The quantum correlation measures studied in this work can attain their upper bounds for some specific values of L / E [18]. In the present study, however, by taking into account the matter effects and CP violation, we are restricting L / E within the experimentally allowed range; consequently the various nonclassical measures do not reach their maximum allowed values. Mermin inequalities are violated for all values of \(\delta \) which means that if one of the three parties is traced out, still there will be residual nonlocality in the system. Violation of the Svetlichny inequality reflects the nonlocal correlation between every subsystem of the tripartite system. To achieve significant violation of correlation measures one should use neutrino-beam if the sign of \(\varDelta _{31}\) is positive (normal mass hierarchy), while antineutrino-beam should be used in case of negative sign of \(\varDelta _{31}\) (inverted mass hierarchy).

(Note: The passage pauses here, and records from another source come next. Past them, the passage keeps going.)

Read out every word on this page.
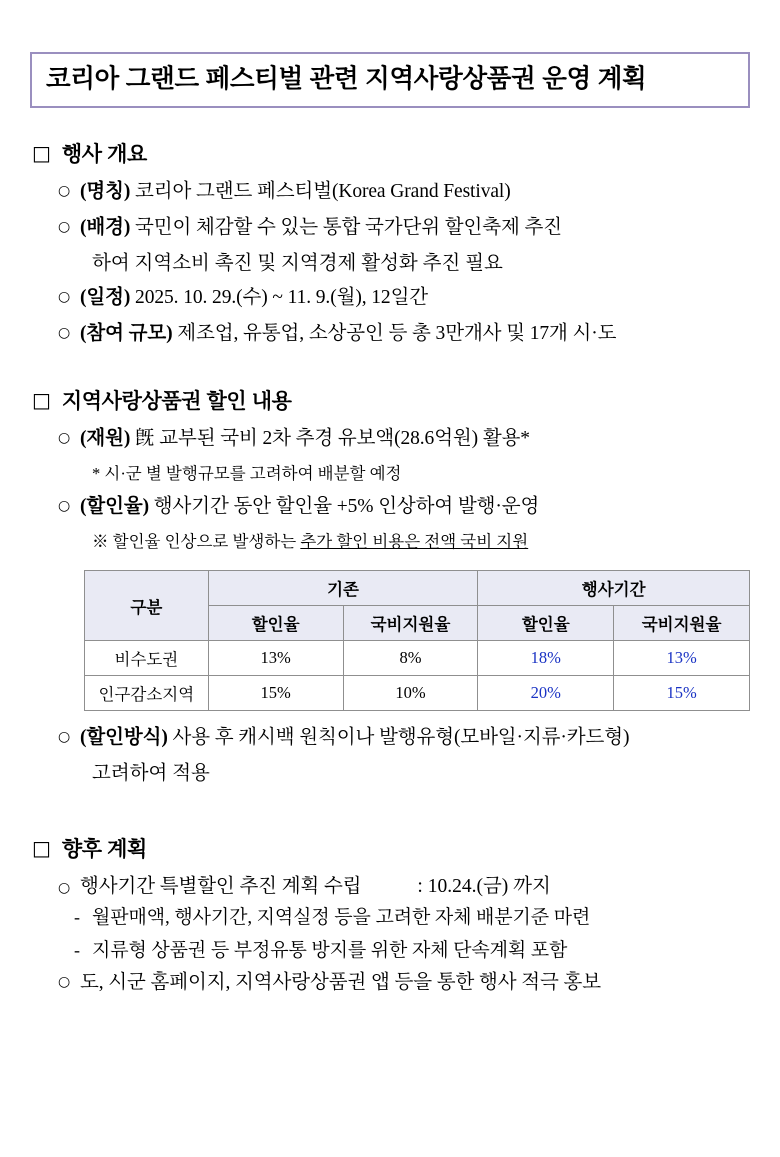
코리아 그랜드 페스티벌 관련 지역사랑상품권 운영 계획
□ 행사 개요
○ (명칭) 코리아 그랜드 페스티벌(Korea Grand Festival)
○ (배경) 국민이 체감할 수 있는 통합 국가단위 할인축제 추진
하여 지역소비 촉진 및 지역경제 활성화 추진 필요
○ (일정) 2025. 10. 29.(수) ~ 11. 9.(월), 12일간
○ (참여 규모) 제조업, 유통업, 소상공인 등 총 3만개사 및 17개 시·도
□ 지역사랑상품권 할인 내용
○ (재원) 旣 교부된 국비 2차 추경 유보액(28.6억원) 활용*
* 시·군 별 발행규모를 고려하여 배분할 예정
○ (할인율) 행사기간 동안 할인율 +5% 인상하여 발행·운영
※ 할인율 인상으로 발생하는 추가 할인 비용은 전액 국비 지원
구분	기존		행사기간	
	할인율	국비지원율	할인율	국비지원율
비수도권	13%	8%	18%	13%
인구감소지역	15%	10%	20%	15%
○ (할인방식) 사용 후 캐시백 원칙이나 발행유형(모바일·지류·카드형)
고려하여 적용
□ 향후 계획
○ 행사기간 특별할인 추진 계획 수립	: 10.24.(금) 까지
- 월판매액, 행사기간, 지역실정 등을 고려한 자체 배분기준 마련
- 지류형 상품권 등 부정유통 방지를 위한 자체 단속계획 포함
○ 도, 시군 홈페이지, 지역사랑상품권 앱 등을 통한 행사 적극 홍보
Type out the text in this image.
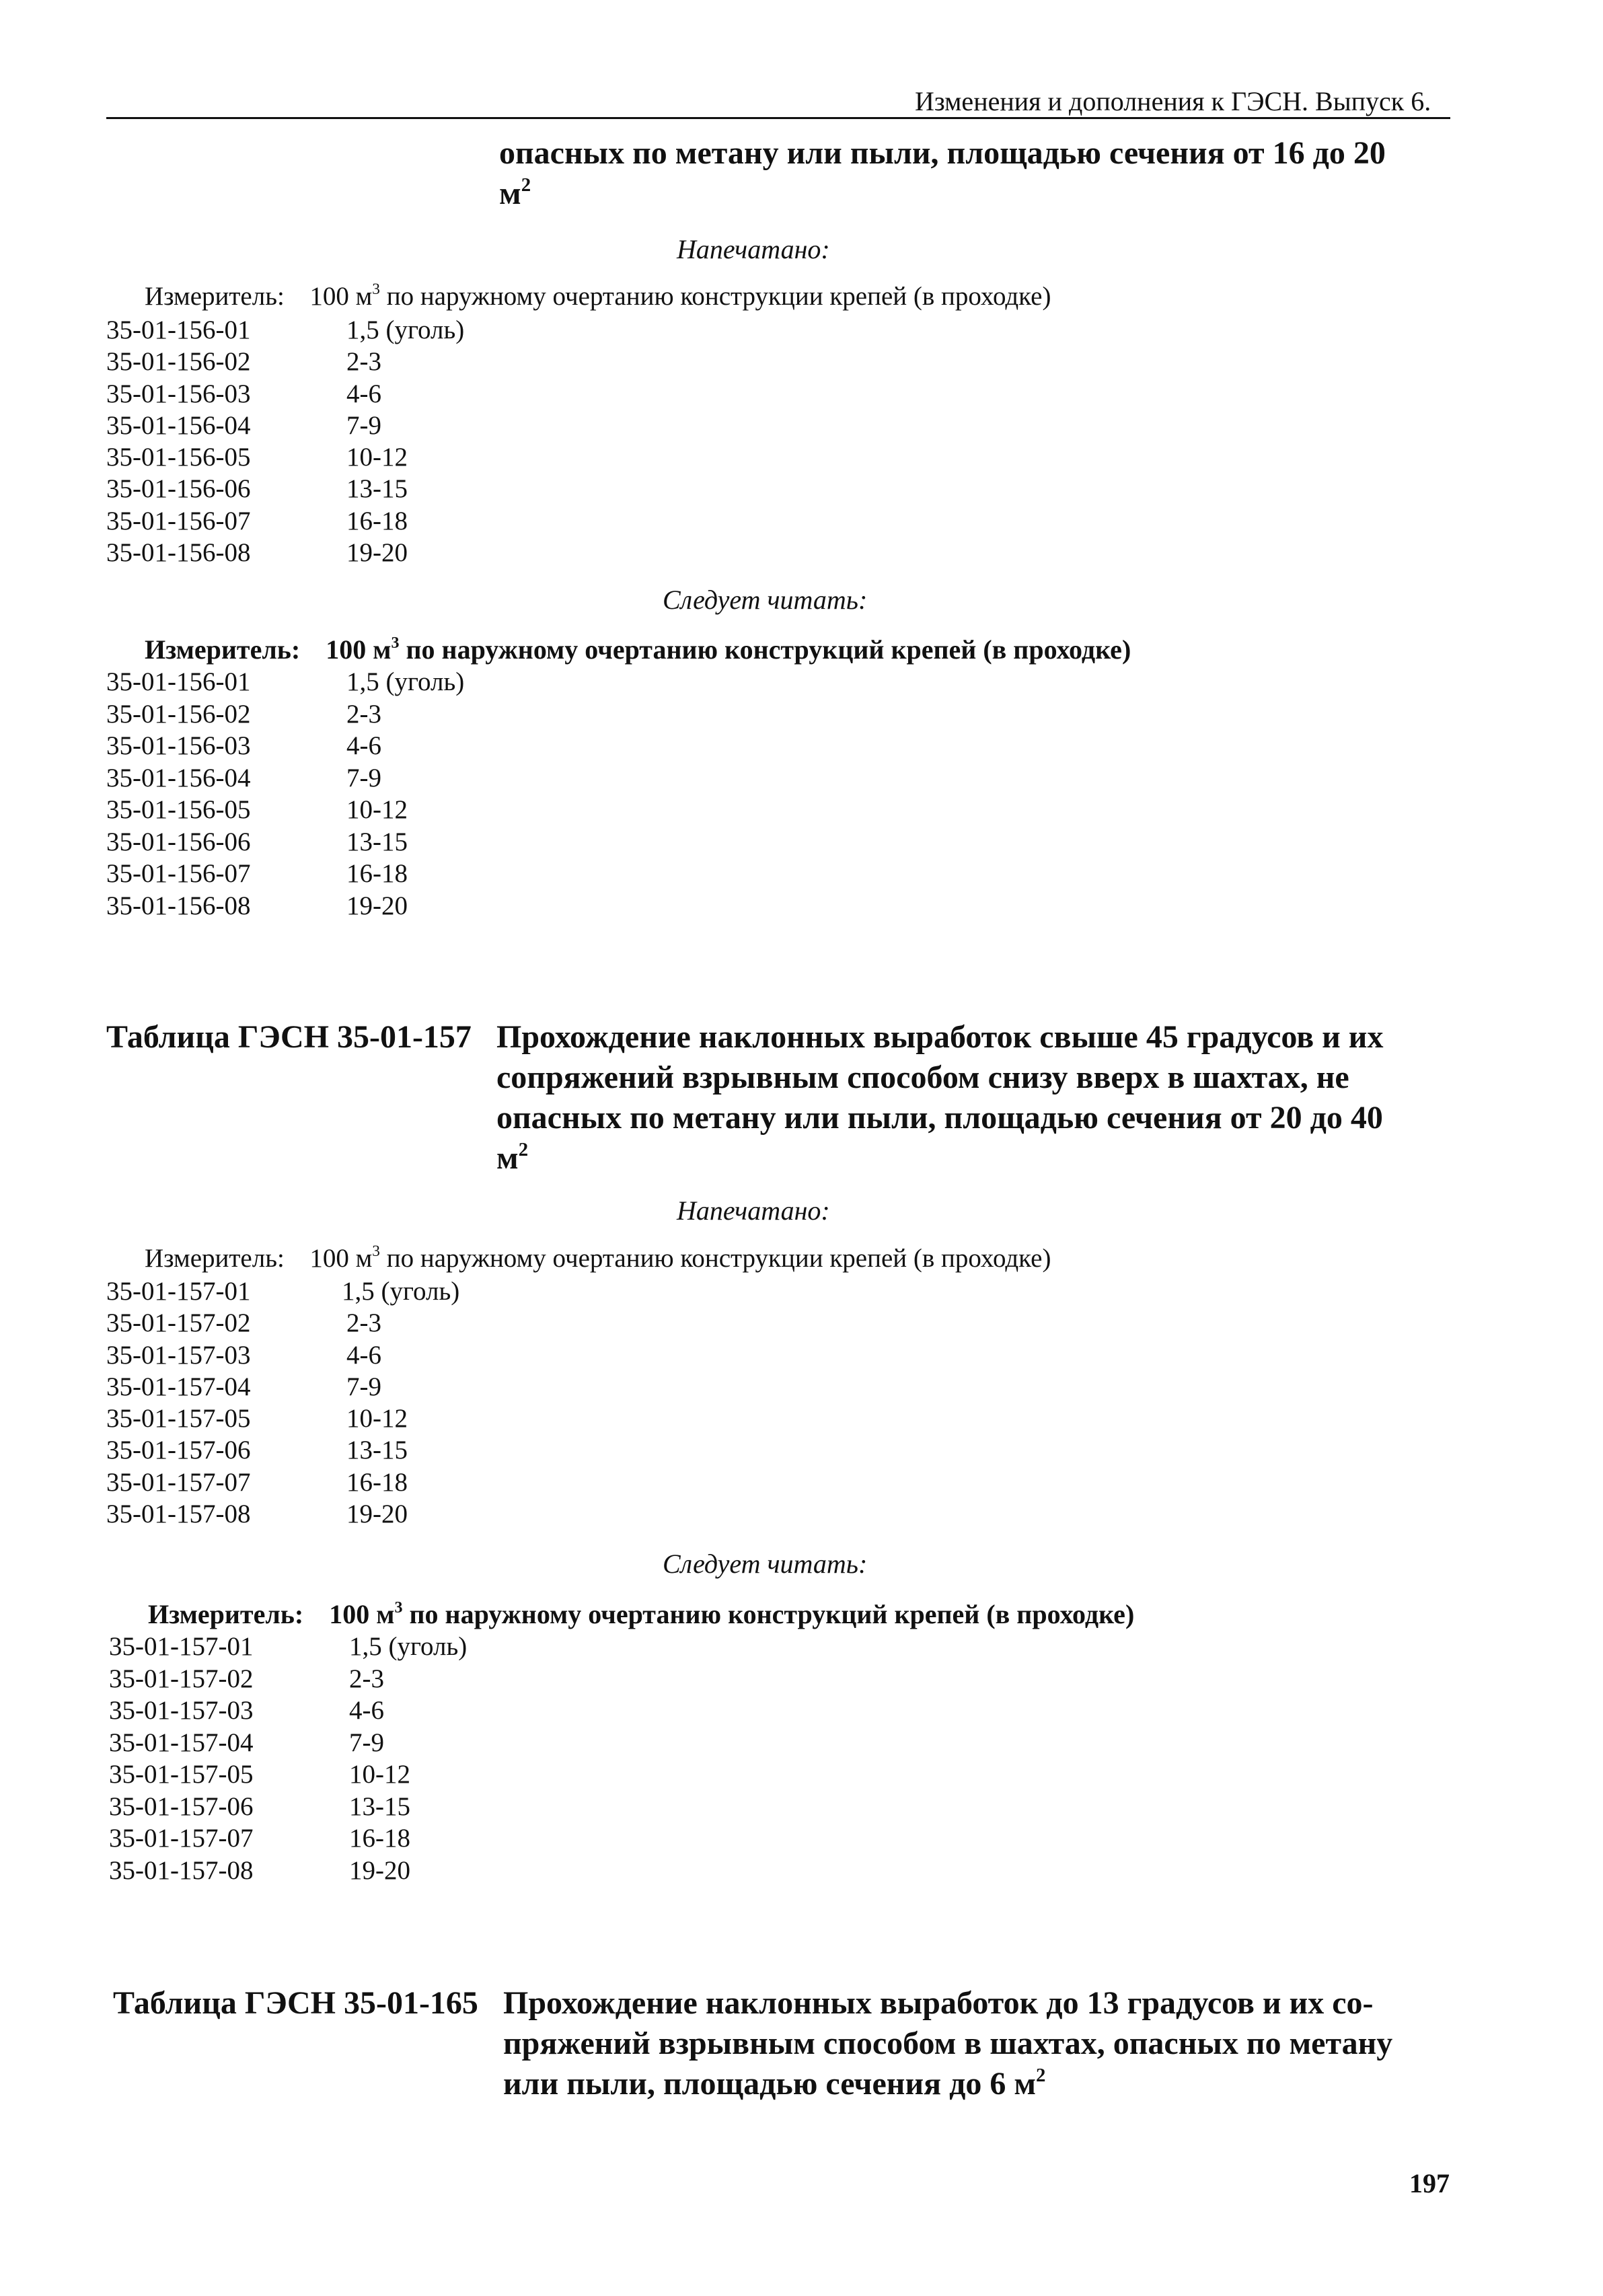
Изменения и дополнения к ГЭСН. Выпуск 6.
опасных по метану или пыли, площадью сечения от 16 до 20
$м^2$
Напечатано:
Измеритель: 100 $м^3$ по наружному очертанию конструкции крепей (в проходке)
35-01-156-01	1,5 (уголь)
35-01-156-02	2-3
35-01-156-03	4-6
35-01-156-04	7-9
35-01-156-05	10-12
35-01-156-06	13-15
35-01-156-07	16-18
35-01-156-08	19-20
Следует читать:
Измеритель: 100 $м^3$ по наружному очертанию конструкций крепей (в проходке)
35-01-156-01	1,5 (уголь)
35-01-156-02	2-3
35-01-156-03	4-6
35-01-156-04	7-9
35-01-156-05	10-12
35-01-156-06	13-15
35-01-156-07	16-18
35-01-156-08	19-20
Таблица ГЭСН 35-01-157 Прохождение наклонных выработок свыше 45 градусов и их
сопряжений взрывным способом снизу вверх в шахтах, не
опасных по метану или пыли, площадью сечения от 20 до 40
$м^2$
Напечатано:
Измеритель: 100 $м^3$ по наружному очертанию конструкции крепей (в проходке)
35-01-157-01	1,5 (уголь)
35-01-157-02	2-3
35-01-157-03	4-6
35-01-157-04	7-9
35-01-157-05	10-12
35-01-157-06	13-15
35-01-157-07	16-18
35-01-157-08	19-20
Следует читать:
Измеритель: 100 $м^3$ по наружному очертанию конструкций крепей (в проходке)
35-01-157-01	1,5 (уголь)
35-01-157-02	2-3
35-01-157-03	4-6
35-01-157-04	7-9
35-01-157-05	10-12
35-01-157-06	13-15
35-01-157-07	16-18
35-01-157-08	19-20
Таблица ГЭСН 35-01-165 Прохождение наклонных выработок до 13 градусов и их со-
пряжений взрывным способом в шахтах, опасных по метану
или пыли, площадью сечения до 6 $м^2$
197
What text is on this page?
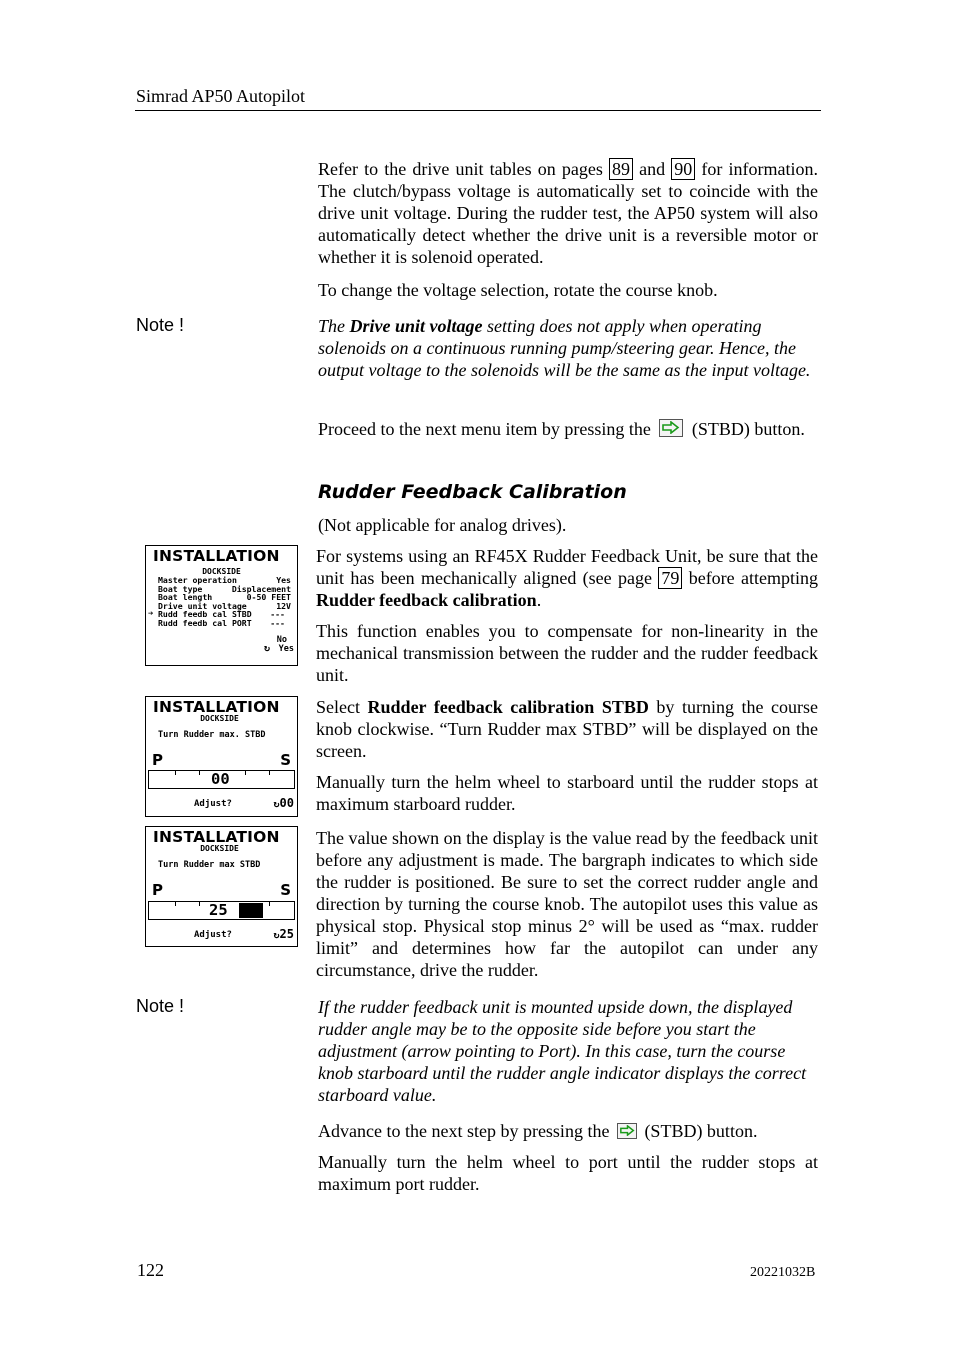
Simrad AP50 Autopilot
Refer to the drive unit tables on pages 89 and 90 for information. The clutch/bypass voltage is automatically set to coincide with the drive unit voltage. During the rudder test, the AP50 system will also automatically detect whether the drive unit is a reversible motor or whether it is solenoid operated.
To change the voltage selection, rotate the course knob.
Note !	The Drive unit voltage setting does not apply when operating solenoids on a continuous running pump/steering gear. Hence, the output voltage to the solenoids will be the same as the input voltage.
Proceed to the next menu item by pressing the (STBD) button.
Rudder Feedback Calibration
(Not applicable for analog drives).
For systems using an RF45X Rudder Feedback Unit, be sure that the unit has been mechanically aligned (see page 79 before attempting Rudder feedback calibration.
This function enables you to compensate for non-linearity in the mechanical transmission between the rudder and the rudder feedback unit.
Select Rudder feedback calibration STBD by turning the course knob clockwise. “Turn Rudder max STBD” will be displayed on the screen.
Manually turn the helm wheel to starboard until the rudder stops at maximum starboard rudder.
The value shown on the display is the value read by the feedback unit before any adjustment is made. The bargraph indicates to which side the rudder is positioned. Be sure to set the correct rudder angle and direction by turning the course knob. The autopilot uses this value as physical stop. Physical stop minus 2° will be used as “max. rudder limit” and determines how far the autopilot can under any circumstance, drive the rudder.
Note !	If the rudder feedback unit is mounted upside down, the displayed rudder angle may be to the opposite side before you start the adjustment (arrow pointing to Port). In this case, turn the course knob starboard until the rudder angle indicator displays the correct starboard value.
Advance to the next step by pressing the (STBD) button.
Manually turn the helm wheel to port until the rudder stops at maximum port rudder.
INSTALLATION
DOCKSIDE
Master operation	Yes
Boat type	Displacement
Boat length	0-50 FEET
Drive unit voltage	12V
➔ Rudd feedb cal STBD ---
Rudd feedb cal PORT ---
No
Yes
↻
INSTALLATION
DOCKSIDE
Turn Rudder max. STBD
P	S
00
Adjust?	↻00
INSTALLATION
DOCKSIDE
Turn Rudder max STBD
P	S
25
Adjust?	↻25
122	20221032B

From the definitions of flavour entropy (Eq. 16) and geometric entanglement (Eq. 17), it is clear that these are measurable quantities since these are written in terms of survival and oscillation probabilities making them suitable for experimental verification. Expressing the Mermin and Svetlichny parameters in terms of measurable quantities is nontrivial here. However, guided by the previous work [17], the measures of quantum correlations viz. Bell-CHSH inequality, teleportation fidelity and geometric discord have been expressed in terms of survival and transition probabilities for two flavour neutrino-system. It could be envisaged that such an exercise, though complicated, could be carried out for the three flavour case.

5 Conclusion

Different facets of nonclassicality have been investigated for the neutrino system by considering the three flavour scenario of neutrino oscillation. The matter effects are included in order to carry out the analysis in the context of the ongoing neutrino experiment \(\hbox {NO}\nu \hbox {A}\) and T2K and also for the future experiment DUNE. The analysis is carried out by considering both neutrino and antineutrino beams for the experiments. The quantum correlations show sensitivity to the neutrino mass hierarchy, i.e. the sign of \(\varDelta _{31}\). It is a general feature displayed by all the correlations that the sensitivity to the mass hierarchy becomes more prominent for the high energy and long baseline experiment like DUNE compared to \(\hbox {NO}\nu \hbox {A}\) and T2K experiments. The results also suggest that in order to probe the various measures of nonclassicality in neutrino sector, one must use neutrino beam for the positive sign of \(\varDelta _{31}\) and an antineutrino beam otherwise.